Un western crepuscular
Por Kilian Cruz-Dunne
Uno de los aspectos más hermosos que proporciona la posibilidad de escribir sobre el séptimo arte es poder hablar del género que a uno más le gusta, el western o la relación privilegiada que une a los hombres con la tierra, y sobre las películas que más le apasionan. En este caso, a raíz de su cincuentenario, ‘Cimarrón’, del director Anthony Mann, que a su vez es una nueva versión de ‘Los pioneros del Oeste’ (1931), del ahora desconocido Wesley Ruggles.
Rodada el mismo que año que otras obras maestras (‘Los que no perdonan’, de John Huston; ‘Los siete magníficos’, de John Sturges; ‘Estación comanche’, de Budd Boetticher), la película adapta la novela homónima de Edna Ferber (a quien también debemos un retrato amargo y corrosivo de la sociedad texana en ‘Gigante’, 1950, entre otras muchas novelas adaptadas al cine) y traza el retrato de Temple Houston, aventurero y abogado, que en el filme adopta el nombre de Yancey Cravat y es interpretado por el gran actor Glenn Ford.
Ubicada en un tiempo (1958-1960) en la que la televisión era ya una amenaza firme para el cine y en un momento donde apareció una nueva hornada de realizadores de western (Robert Aldrich, Delmer Daves, Nicholas Ray, Sam Peckinpah, Samuel Fuller…), ‘Cimarrón’ escenifica cómo Norteamérica se construyó sobre una doble extinción, la de los indios y la frontera. La frontera como lugar mítico en el que termina la civilización (representada en el filme por el papel de la esposa Sabre / María Schell) y comienza el salvaje Oeste, pero también como lugar en movimiento cuya conquista certifica el fin del paraíso perdido.
En ‘Cimarrón’ los códigos del género no se reinventan sino que se aplican con disciplina: la geografía, encuadrada en color, es el paisaje (siluetas de montañas, cielos límpidos) y conforma una frontera que primero es física, después legal y, finalmente, moral.

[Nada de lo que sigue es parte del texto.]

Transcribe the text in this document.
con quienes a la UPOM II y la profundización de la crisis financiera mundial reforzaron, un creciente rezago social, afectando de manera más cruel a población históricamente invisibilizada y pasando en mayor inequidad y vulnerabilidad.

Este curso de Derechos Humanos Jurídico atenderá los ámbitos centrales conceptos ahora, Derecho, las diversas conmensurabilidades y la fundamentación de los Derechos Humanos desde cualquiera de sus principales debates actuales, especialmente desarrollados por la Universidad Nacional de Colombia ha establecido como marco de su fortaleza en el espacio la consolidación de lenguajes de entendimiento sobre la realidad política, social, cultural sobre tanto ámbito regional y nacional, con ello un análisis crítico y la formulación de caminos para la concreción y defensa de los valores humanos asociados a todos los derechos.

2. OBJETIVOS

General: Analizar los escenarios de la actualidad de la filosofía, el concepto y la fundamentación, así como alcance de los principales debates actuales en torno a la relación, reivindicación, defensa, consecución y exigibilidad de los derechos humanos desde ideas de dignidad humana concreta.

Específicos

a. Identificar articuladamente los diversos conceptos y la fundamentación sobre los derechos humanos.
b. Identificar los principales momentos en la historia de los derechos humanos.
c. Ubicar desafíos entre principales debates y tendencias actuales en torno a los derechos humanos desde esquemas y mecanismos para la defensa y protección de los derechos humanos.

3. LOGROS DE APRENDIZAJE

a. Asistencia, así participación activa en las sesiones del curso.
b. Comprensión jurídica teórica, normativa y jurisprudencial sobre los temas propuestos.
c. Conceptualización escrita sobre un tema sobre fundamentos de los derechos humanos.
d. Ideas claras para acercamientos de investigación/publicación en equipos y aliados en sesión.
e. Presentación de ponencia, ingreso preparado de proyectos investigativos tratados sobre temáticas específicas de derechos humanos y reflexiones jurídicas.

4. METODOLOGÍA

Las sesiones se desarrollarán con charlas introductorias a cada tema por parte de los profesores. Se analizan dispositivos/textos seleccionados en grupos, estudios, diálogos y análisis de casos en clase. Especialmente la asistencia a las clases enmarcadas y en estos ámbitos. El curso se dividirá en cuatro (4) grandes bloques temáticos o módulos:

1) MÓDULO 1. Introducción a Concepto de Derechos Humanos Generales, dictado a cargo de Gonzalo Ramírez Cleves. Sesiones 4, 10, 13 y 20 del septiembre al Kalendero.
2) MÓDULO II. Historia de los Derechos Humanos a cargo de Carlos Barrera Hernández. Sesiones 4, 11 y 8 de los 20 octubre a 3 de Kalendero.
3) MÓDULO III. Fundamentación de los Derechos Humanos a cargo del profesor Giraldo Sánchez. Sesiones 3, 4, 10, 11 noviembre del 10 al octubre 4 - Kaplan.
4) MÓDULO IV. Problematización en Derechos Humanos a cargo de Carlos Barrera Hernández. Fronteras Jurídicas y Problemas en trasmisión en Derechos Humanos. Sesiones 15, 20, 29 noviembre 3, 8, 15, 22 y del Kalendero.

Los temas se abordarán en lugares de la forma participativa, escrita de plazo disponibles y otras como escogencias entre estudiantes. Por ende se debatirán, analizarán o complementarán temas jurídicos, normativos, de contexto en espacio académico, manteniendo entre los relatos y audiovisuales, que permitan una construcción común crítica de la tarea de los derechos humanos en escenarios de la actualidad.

Esta transición construye lo que los historiadores denominan un western adulto, aquel en el que la historia se muestra desde una perspectiva más realista y busca paralelismo con la contemporánea (ahí está el problema racial con los indios, en la última parte del filme) con una apuesta por los derechos sociales y civiles.
Pero si algo me fascina de ‘Cimarrón’ es la identificación con el héroe protagonista, decididamente manniano, un hombre normal y corriente que busca constantemente su identidad, aun a costa de su relación familiar. Un soberbio Glenn Ford encarna al pionero por antonomasia, a un héroe psicológicamente más complejo que el cowboy que suele protagonizar los western y que ejemplifica cómo la conquista del nuevo Shangri-La representa el fruto de un doloroso y trágico recorrido personal.

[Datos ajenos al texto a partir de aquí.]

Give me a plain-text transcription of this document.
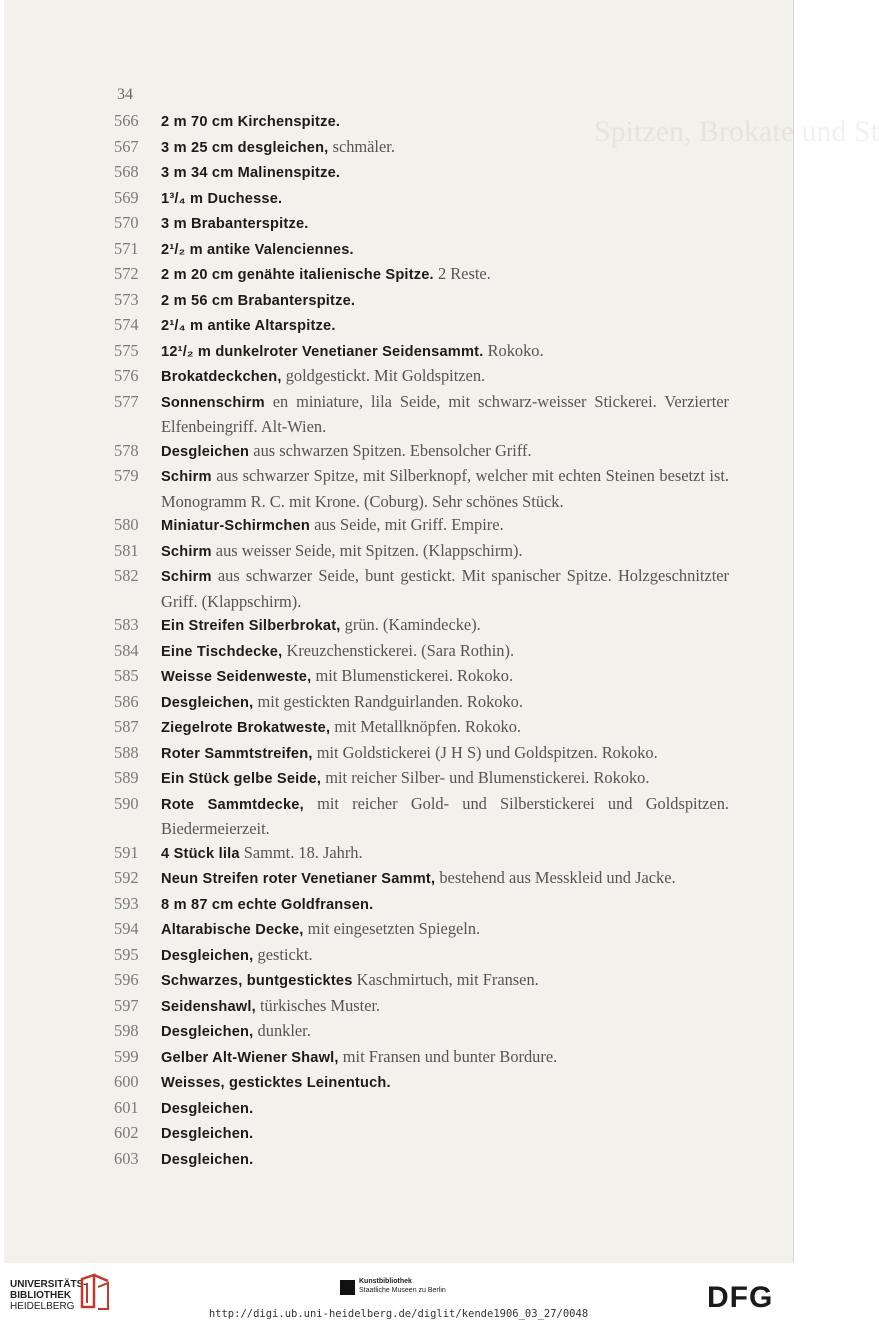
Spitzen, Brokate und St
34
566	2 m 70 cm Kirchenspitze.
567	3 m 25 cm desgleichen, schmäler.
568	3 m 34 cm Malinenspitze.
569	1³/₄ m Duchesse.
570	3 m Brabanterspitze.
571	2¹/₂ m antike Valenciennes.
572	2 m 20 cm genähte italienische Spitze. 2 Reste.
573	2 m 56 cm Brabanterspitze.
574	2¹/₄ m antike Altarspitze.
575	12¹/₂ m dunkelroter Venetianer Seidensammt. Rokoko.
576	Brokatdeckchen, goldgestickt. Mit Goldspitzen.
577	Sonnenschirm en miniature, lila Seide, mit schwarz-weisser Stickerei. Verzierter Elfenbeingriff. Alt-Wien.
578	Desgleichen aus schwarzen Spitzen. Ebensolcher Griff.
579	Schirm aus schwarzer Spitze, mit Silberknopf, welcher mit echten Steinen besetzt ist. Monogramm R. C. mit Krone. (Coburg). Sehr schönes Stück.
580	Miniatur-Schirmchen aus Seide, mit Griff. Empire.
581	Schirm aus weisser Seide, mit Spitzen. (Klappschirm).
582	Schirm aus schwarzer Seide, bunt gestickt. Mit spanischer Spitze. Holzgeschnitzter Griff. (Klappschirm).
583	Ein Streifen Silberbrokat, grün. (Kamindecke).
584	Eine Tischdecke, Kreuzchenstickerei. (Sara Rothin).
585	Weisse Seidenweste, mit Blumenstickerei. Rokoko.
586	Desgleichen, mit gestickten Randguirlanden. Rokoko.
587	Ziegelrote Brokatweste, mit Metallknöpfen. Rokoko.
588	Roter Sammtstreifen, mit Goldstickerei (J H S) und Goldspitzen. Rokoko.
589	Ein Stück gelbe Seide, mit reicher Silber- und Blumenstickerei. Rokoko.
590	Rote Sammtdecke, mit reicher Gold- und Silberstickerei und Goldspitzen. Biedermeierzeit.
591	4 Stück lila Sammt. 18. Jahrh.
592	Neun Streifen roter Venetianer Sammt, bestehend aus Messkleid und Jacke.
593	8 m 87 cm echte Goldfransen.
594	Altarabische Decke, mit eingesetzten Spiegeln.
595	Desgleichen, gestickt.
596	Schwarzes, buntgesticktes Kaschmirtuch, mit Fransen.
597	Seidenshawl, türkisches Muster.
598	Desgleichen, dunkler.
599	Gelber Alt-Wiener Shawl, mit Fransen und bunter Bordure.
600	Weisses, gesticktes Leinentuch.
601	Desgleichen.
602	Desgleichen.
603	Desgleichen.
UNIVERSITÄTS-
BIBLIOTHEK
HEIDELBERG
Kunstbibliothek
Staatliche Museen zu Berlin	DFG
http://digi.ub.uni-heidelberg.de/diglit/kende1906_03_27/0048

Aun a pesar de todo lo dicho, esta obra de Anthony Mann, rodada entre ‘Espartaco’ y ‘El Cid’, fue un rotundo fracaso de taquilla, a pesar de ser uno de los proyectos más ambiciosos de Metro Goldwyn Mayer en cuanto a presupuesto y que quería hacer con Oklahoma lo que hizo la película ‘Gigante’ con Texas en 1956. Parte de culpa fue la salvaje poda que la productora hizo en el metraje, quitando de en medio a personajes clave de la novela, y que dividió, como nos recuerda el crítico Ángel Comas, a la película en dos mitades irreconciliables: una primera, la mejor, donde destaca la carrera de los pioneros en busca de un trozo de tierra para su futuro y una segunda, donde personajes varios aparecen y desaparecen sin ton ni son.
Siguiendo la estela de otras muchas obras que contaron las vicisitudes de los pioneros en la conquista del Oeste (‘La caravana de Oregón’, 1923; ‘El viento’, 1928; ‘Caravana de paz’, 1950; ‘Horizontes lejanos’, 1952), esta cinta de Anthony Mann es una fallida representación de que el coraje, la amistad, la creencia en un objetivo compartido permite al protagonista alcanzar la anunciada tierra prometida, Oklahoma. Por encima de todo ello, ‘Cimarron’ hace honor a las palabras que el director dedicó al género: «El western es el género más popular y el que permite introducir en la acción pasiones y violencia con más libertad. Del western nace sobretodo el mito, y es el mito el que da el mejor cine».